I enjoy hearing about the Christmas traditions of other people. I have a friend who played Find the Pickle with her family. That’s a game I’d never heard of until I met her. Another friend of mine has her kids string popcorn for the tree every Christmas Eve. We did that a few times when I was little, but I think we ultimately decided we liked tinsel better. I didn’t hear about getting coal for Christmas until I was a teen.
Santa visited me in person every year when I little. Mom always told me if I wasn’t good, Santa would bring me switches instead of toys. As Christmas got closer, I heard it more and more often. When I tested the theory, I discovered she was right.
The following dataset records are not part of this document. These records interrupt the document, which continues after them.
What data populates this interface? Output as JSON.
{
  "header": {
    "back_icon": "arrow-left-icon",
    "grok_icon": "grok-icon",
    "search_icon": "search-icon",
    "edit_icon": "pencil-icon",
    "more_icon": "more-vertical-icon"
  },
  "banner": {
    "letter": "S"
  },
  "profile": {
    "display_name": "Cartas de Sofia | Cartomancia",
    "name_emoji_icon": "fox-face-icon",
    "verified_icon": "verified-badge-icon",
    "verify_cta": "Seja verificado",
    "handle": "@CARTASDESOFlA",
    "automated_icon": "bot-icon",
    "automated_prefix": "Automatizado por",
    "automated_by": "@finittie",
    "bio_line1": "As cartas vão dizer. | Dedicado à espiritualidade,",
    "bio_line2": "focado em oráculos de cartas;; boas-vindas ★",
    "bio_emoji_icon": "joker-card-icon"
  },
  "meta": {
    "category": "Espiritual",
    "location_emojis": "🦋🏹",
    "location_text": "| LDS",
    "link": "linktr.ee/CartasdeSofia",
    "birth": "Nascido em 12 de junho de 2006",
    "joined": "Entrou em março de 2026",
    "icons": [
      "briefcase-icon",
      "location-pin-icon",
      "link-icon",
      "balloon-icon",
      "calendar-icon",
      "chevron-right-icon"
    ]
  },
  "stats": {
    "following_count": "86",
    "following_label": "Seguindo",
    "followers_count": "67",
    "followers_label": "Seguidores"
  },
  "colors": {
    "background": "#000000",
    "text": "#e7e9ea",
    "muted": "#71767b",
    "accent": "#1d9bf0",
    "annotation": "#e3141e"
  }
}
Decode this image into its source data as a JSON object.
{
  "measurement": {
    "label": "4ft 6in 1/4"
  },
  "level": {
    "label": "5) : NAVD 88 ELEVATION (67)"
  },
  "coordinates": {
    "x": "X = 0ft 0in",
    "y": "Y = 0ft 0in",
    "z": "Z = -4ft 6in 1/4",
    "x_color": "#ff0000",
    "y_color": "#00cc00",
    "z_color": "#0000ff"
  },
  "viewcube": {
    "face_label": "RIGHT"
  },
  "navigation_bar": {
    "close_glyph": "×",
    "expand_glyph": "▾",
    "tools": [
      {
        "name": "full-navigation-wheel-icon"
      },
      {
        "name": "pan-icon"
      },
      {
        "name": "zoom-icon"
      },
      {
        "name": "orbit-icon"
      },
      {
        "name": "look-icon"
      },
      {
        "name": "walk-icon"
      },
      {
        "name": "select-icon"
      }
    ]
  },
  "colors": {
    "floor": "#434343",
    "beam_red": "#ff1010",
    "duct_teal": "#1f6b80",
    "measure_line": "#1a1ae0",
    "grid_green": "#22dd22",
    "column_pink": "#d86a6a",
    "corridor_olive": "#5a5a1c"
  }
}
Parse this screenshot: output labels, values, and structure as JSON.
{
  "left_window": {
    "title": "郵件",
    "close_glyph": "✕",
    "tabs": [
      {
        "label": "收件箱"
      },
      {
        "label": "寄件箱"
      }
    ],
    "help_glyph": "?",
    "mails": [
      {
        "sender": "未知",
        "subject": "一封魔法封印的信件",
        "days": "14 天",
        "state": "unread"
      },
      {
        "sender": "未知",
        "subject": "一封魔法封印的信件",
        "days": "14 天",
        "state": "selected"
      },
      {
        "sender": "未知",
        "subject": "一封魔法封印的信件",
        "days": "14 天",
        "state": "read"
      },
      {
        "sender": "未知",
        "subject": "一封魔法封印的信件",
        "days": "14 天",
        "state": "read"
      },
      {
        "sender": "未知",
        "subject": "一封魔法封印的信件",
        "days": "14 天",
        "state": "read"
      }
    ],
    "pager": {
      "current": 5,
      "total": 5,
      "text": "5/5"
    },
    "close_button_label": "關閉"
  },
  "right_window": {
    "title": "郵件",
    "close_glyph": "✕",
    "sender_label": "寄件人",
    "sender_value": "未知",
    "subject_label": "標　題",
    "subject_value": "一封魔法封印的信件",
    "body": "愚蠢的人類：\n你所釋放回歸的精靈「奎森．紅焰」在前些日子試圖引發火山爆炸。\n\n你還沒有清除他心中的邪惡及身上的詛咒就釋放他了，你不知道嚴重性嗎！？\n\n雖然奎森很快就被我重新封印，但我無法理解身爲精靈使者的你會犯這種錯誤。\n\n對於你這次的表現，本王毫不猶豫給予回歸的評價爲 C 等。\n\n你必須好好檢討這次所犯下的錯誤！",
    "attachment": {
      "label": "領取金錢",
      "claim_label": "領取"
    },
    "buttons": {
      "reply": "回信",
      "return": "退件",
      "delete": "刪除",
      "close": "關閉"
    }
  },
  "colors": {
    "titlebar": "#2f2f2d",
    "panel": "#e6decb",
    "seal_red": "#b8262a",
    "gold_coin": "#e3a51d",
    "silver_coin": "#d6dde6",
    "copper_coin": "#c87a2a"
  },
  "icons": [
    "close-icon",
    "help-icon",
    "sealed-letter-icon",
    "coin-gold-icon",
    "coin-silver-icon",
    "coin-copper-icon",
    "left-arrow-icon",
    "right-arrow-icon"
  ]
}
I had a huge fight with my mom a day or two before Christmas when I was less than six years old. My sister wasn’t born yet, so I was still an only child. Mom told me if I didn’t start behaving, she’d call Santa and tell him to bring switches.
“Go ahead. I don’t care!” I cried.
Christmas Eve arrived and I put Santa’s cookies on a plate while I waited for him. When he arrived, his bag wasn’t nearly as full as normal. He sat down on the couch and told me he wanted to talk to me.
I’d forgotten all about my argument with Mom, so I was surprised when when he told me he’d heard I’d been naughty. He understood I’d been sassing and talking back. I, of course, denied any naughtiness.
He pulled a bundle of switches from his bag. They were tied together with red curly ribbon. I’ll never forget the image of him trying to hand them to me.
I shook my head and backed away.
“My elves told me these go to a little girl on this block,” he told me in his thundering voice.
I didn’t even hesitate. “They must go to Molly then,” I said.
Molly was a little girl a few years older than me who lived next door. I guess Mom and Santa had forgotten about her because they both stared at me speechless for a moment. When Santa recovered, he informed me that he was certain the switches were for me because Molly had been good all year. She didn’t engage in sass or backtalk.
I didn’t really want my friend next door to receive switches. I was just trying to convince Santa there had been a terrible mistake. As I recall, I refused the switches and offered Santa some cookies. He told me he’d take the offensive sticks back to the North Pole if I promised to be a good girl and not talk back to my parents. I didn’t want to commit, but I finally gave him my word.
For those of you who don’t know about switches, they are sticks, typically hickory in these parts, used for spanking naughty kids. I believe the switch tradition comes from my German ancestors and the Krampus myth, but I don’t know that for certain. Krampus was known to carry birch switches to beat naughty children.
No one ever discussed the origins of our Christmas traditions with me. They were traditions, and I never asked questions. My parents were raised that way, as were their parents before them. Santa brought toys for good kids and switches for bad ones. All of the kids in my family accepted that without so much as blinking an eye.
The lesson I learned that Christmas was a valuable one. Never argue with someone who knows Santa’s number before Christmas. You sure don’t want to be on the naughty list.